While movies and TV shows like The Good Doctor give representation to neurodivergent characters, they also typecast people to certain behaviors. Alumbaugh recalls hearing hundreds of stories of adult women going to seek diagnosis, only to be told it’s impossible for them to have autism because they make eye contact or have a graduate degree.
There’s also the misperception of neurodivergence being a setback. “Just because something is considered a disability doesn’t mean it is disabling,” explains Landry, who has ADHD. Since conditions like autism fall under a spectrum, many neurodivergent folk are high-functioning and do not fit the stereotypical mold for the condition.
Even when women are open about their neurodivergence, they are treated in different ways for the same behavior as neurodivergent men. For example, a common trait for autism is being very direct in communication, which is lauded in men. But if a woman is being frank and assertive she is more likely to be perceived as bad-tempered and rude.
Another issue is the stereotypical gender role of women being more submissive. When men want to overhaul the system and present new ideas, they are celebrated as innovative thinkers, but neurodivergent women who look at things a different way are considered not a team player. “It was already difficult being a woman at work, and then being a neurodivergent woman is one more thing to overcome,” says Landry.
Businesses who fail to pay attention to their neurodivergent female coworkers are missing out on some important revenue. Companies can lose employees if they’re unwilling to be accommodating and inclusive. This high turnover rate would end up costing them more money hiring and training new employees.

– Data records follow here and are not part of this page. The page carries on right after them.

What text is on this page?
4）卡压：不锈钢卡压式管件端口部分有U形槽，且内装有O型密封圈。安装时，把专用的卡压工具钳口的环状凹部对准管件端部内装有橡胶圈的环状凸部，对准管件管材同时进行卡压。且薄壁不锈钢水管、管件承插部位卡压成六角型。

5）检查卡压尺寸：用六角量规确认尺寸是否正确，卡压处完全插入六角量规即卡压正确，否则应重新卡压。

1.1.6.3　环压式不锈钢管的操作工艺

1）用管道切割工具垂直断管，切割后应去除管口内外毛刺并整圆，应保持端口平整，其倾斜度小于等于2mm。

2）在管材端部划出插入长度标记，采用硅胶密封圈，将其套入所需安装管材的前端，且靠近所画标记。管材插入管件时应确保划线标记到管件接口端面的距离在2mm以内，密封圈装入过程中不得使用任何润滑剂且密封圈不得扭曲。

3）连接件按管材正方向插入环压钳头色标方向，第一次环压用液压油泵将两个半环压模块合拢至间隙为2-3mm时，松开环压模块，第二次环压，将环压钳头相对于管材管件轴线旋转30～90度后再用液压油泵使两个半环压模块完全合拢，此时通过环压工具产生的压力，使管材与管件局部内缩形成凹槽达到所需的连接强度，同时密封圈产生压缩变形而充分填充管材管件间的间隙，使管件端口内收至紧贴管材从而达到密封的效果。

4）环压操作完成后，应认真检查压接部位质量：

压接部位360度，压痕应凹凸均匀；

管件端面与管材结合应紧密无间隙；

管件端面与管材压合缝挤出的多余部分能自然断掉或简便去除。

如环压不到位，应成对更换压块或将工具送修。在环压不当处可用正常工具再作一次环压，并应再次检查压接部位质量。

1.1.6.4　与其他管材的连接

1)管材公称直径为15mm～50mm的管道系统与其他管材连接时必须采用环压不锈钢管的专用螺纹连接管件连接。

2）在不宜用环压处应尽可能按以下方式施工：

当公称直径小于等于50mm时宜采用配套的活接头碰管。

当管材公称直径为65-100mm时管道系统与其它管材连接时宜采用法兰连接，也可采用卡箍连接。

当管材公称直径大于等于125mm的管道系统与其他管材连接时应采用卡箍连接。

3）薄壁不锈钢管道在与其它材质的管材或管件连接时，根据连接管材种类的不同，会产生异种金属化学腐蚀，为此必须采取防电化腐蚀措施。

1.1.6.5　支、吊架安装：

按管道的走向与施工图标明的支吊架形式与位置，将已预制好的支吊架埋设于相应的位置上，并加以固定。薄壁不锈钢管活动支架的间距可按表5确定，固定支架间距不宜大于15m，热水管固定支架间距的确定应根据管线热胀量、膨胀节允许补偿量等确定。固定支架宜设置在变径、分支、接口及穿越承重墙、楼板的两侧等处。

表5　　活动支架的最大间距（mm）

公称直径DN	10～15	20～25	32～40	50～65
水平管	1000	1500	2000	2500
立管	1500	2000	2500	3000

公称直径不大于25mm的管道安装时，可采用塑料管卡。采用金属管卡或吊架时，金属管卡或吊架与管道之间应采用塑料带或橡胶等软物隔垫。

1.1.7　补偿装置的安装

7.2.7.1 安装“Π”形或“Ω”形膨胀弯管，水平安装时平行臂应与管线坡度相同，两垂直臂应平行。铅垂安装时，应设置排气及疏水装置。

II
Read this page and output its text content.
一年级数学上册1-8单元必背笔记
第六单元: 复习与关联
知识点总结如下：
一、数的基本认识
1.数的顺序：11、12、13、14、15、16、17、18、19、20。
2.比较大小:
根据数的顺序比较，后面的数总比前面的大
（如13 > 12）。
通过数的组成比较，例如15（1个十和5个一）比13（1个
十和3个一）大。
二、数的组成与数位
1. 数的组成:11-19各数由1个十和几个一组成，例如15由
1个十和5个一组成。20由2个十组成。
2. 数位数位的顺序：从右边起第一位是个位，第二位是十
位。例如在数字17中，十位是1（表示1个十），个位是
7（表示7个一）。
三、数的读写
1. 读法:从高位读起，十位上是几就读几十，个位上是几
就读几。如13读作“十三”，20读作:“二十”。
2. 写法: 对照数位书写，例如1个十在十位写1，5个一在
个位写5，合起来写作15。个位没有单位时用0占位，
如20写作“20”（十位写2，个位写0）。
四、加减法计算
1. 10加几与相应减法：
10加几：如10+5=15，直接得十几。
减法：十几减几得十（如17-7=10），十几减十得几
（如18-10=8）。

Neurodiversity is also a great asset with some research suggesting neurodiverse teams are 30 percent more productive than neurotypical teams. Lastly, the creative out-of-the-box thinking neurodivergent people have can spur innovative ideas that may result in life-sustaining treatments or life-altering ideas.
“I see it as having an IT department that only knows how to work on Macs,” describes Alumbaugh. “If somebody needs help with a PC computer, then they’re stuck. But if you had a comprehensive understanding of all the different operating systems, they are able to work with whatever tech comes their way.” In other words, having a diverse group of workers — including female management — can only help with building an innovative future.